Horizontaux VS verticaux dans l’IoT

La fin des verticaux dans l’IoT est le corollaire d’une spécialisation accrue dans les horizontaux. C’est un phénomène économique naturel qui va de pair avec la massification et la complexification du marché, signe de sa maturité. Nous l’avons vu dans l’informatique avec des spécialisations d’entreprise sur des niches techniques (Intel, Seagate, Nvidia) ou bien dans la connectivité IoT, avec Matooma par exemple, pure player dans la connectivité avec carte SIM.

Le rythme de l’innovation dans le monde de l’IoT est si rapide que d’essayer de maîtriser toute la chaîne de production est inévitablement plus coûteux que de se fournir chez des tiers. C’est notamment le cas des composants électroniques.

Enfin le nombre de clients potentiels est désormais si élevé que la spécialisation horizontale est économiquement viable à tous les échelons de l’IoT.

L’impact des GAFAM et du Big Data

Le big data et ses principaux acteurs à ce jour (Google, Amazon, Facebook, Apple et Microsoft) jouent un rôle dans cette dynamique. Ils sont aujourd’hui en mesure de croiser les masses de données considérables qu’ils ont accumulées depuis une décennie, et d’en dégager de la valeur ajoutée. Les logiques de plateforme et le Big Data sont à l’avant-garde de l’IoE. Elles forcent l’harmonisation des protocoles et l’interaction entre les objets connectés à la plateforme utilisée (par exemple Amazon Alexa).
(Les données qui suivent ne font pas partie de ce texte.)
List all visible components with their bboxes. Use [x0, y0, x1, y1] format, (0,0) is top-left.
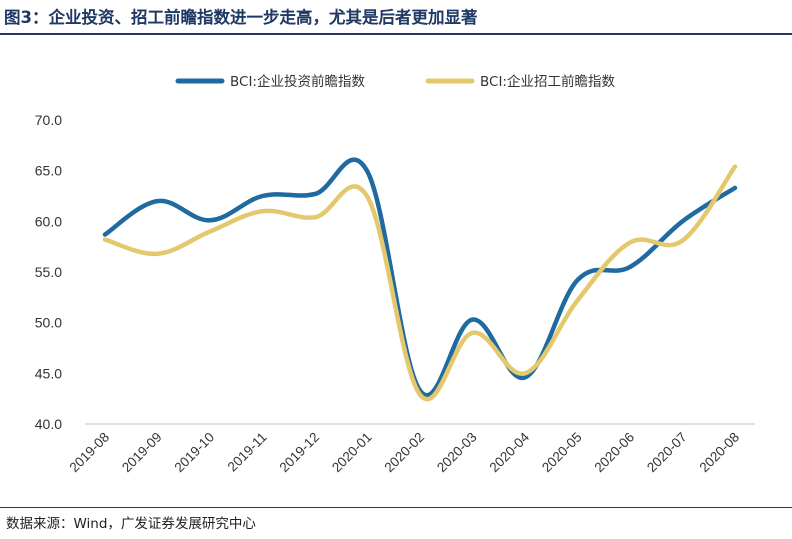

Le rôle de l’intelligence artificielle et de la computer vision

Les progrès technique de la vision par ordinateur permettent de casser la logique des capteurs propriétaires. Si les capteurs utilisés dans l’IoT (vibration, humidité, température, pression) font souvent partie d’une solution complète (hardware et software), la logique est différente avec les caméras. Il est bien plus aisé de confier l’analyse des données à un tiers, que de se procurer des algorithmes spécifiques.

Là où on achetait 10 capteurs de températures pour surveiller une machine industrielle, à utiliser uniquement avec la solution software du fabricant, il sera possible de ne placer qu'une caméra et d'acheter en ligne un algorithme dédié à cette mission, comme un SaaS.

Les gains attendus

Quels sont les gains attendus par ce changement radical dans l’Internet des objets ? En premier lieu pour les entreprises, il s’agit de baisser les coûts et de gagner en productivité. Croiser les données, les solutions, les process va permettre  de dégager des sources d’économies d’énergie et de temps. Lorsque les lumières, les ascenseurs, les radiateurs, la climatisation d’un espace de travail peuvent communiquer entre eux, des synergies nouvelles viennent réduire la consommation d’électricité et de chauffage.
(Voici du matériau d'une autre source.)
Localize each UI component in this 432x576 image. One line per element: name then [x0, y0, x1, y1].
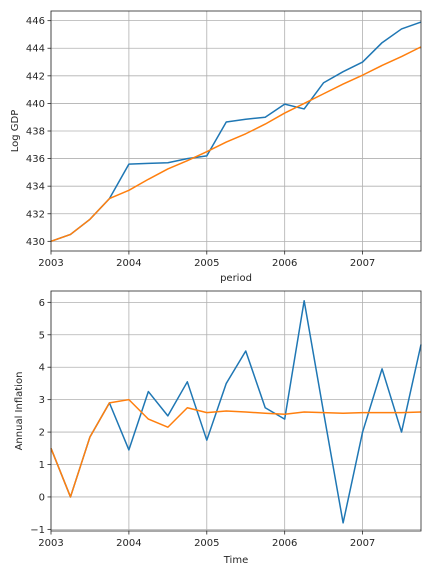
chart-1-ytick-label: 440: [26, 99, 45, 110]
chart-1-xtick-label: 2004: [116, 258, 141, 269]
chart-1-y-axis-label: Log GDP: [10, 110, 21, 153]
chart-1-ytick-label: 442: [26, 71, 45, 82]
chart-2-y-axis-label: Annual Inflation: [14, 372, 25, 451]
chart-1-series-2-line: [50, 46, 422, 243]
chart-1-x-axis-label: period: [220, 273, 252, 284]
chart-2-series-1-line: [50, 299, 422, 524]
chart-2-ytick-label: 4: [39, 363, 45, 374]
chart-2-ytick-label: 0: [39, 492, 45, 503]
chart-1-ytick-label: 434: [26, 182, 45, 193]
chart-2-ytick-label: −1: [30, 525, 45, 536]
chart-2-series-2-line: [50, 398, 422, 498]
annual-inflation-chart: 2003 2004 2005 2006 2007 −1 0 1 2 3 4 5 6 Time Annual …: [14, 290, 422, 566]
chart-2-xtick-label: 2006: [272, 538, 297, 549]
chart-1-series-1-line: [50, 21, 422, 243]
chart-2-xtick-label: 2003: [38, 538, 63, 549]
chart-1-ytick-label: 438: [26, 127, 45, 138]
chart-1-xtick-label: 2003: [38, 258, 63, 269]
chart-2-ytick-label: 3: [39, 395, 45, 406]
chart-1-ytick-label: 444: [26, 44, 45, 55]
chart-2-ytick-label: 6: [39, 298, 45, 309]
chart-2-ytick-label: 1: [39, 460, 45, 471]
chart-1-ytick-label: 432: [26, 209, 45, 220]
chart-2-ytick-label: 2: [39, 428, 45, 439]
chart-1-ytick-label: 446: [26, 16, 45, 27]
chart-1-xtick-label: 2006: [272, 258, 297, 269]
chart-2-xtick-label: 2005: [194, 538, 219, 549]
chart-2-ytick-label: 5: [39, 330, 45, 341]
chart-2-plot-frame: [50, 290, 422, 532]
chart-1-xtick-label: 2007: [350, 258, 375, 269]
chart-2-xtick-label: 2007: [350, 538, 375, 549]
chart-1-ytick-label: 430: [26, 237, 45, 248]
chart-2-x-axis-label: Time: [223, 555, 248, 566]
chart-2-xtick-label: 2004: [116, 538, 141, 549]
chart-1-xtick-label: 2005: [194, 258, 219, 269]
log-gdp-chart: 2003 2004 2005 2006 2007 430 432 434 436 438 440 44…: [10, 10, 422, 284]
chart-1-ytick-label: 436: [26, 154, 45, 165]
Les gains les plus significatifs sont attendus pour la smart city, avec une gestion coordonnée de la circulation et de l’accès des véhicules de secours en cas d’accident. La réduction du temps d’arrivée sur les lieux et de transfert à l'hôpital pourront s’en trouver considérablement optimisée.

L’innovation et la croissance se trouveront d’autant plus rapidement stimulées que les acteurs économiques enclencheront d'eux-mêmes la mutation de leurs propres organisations.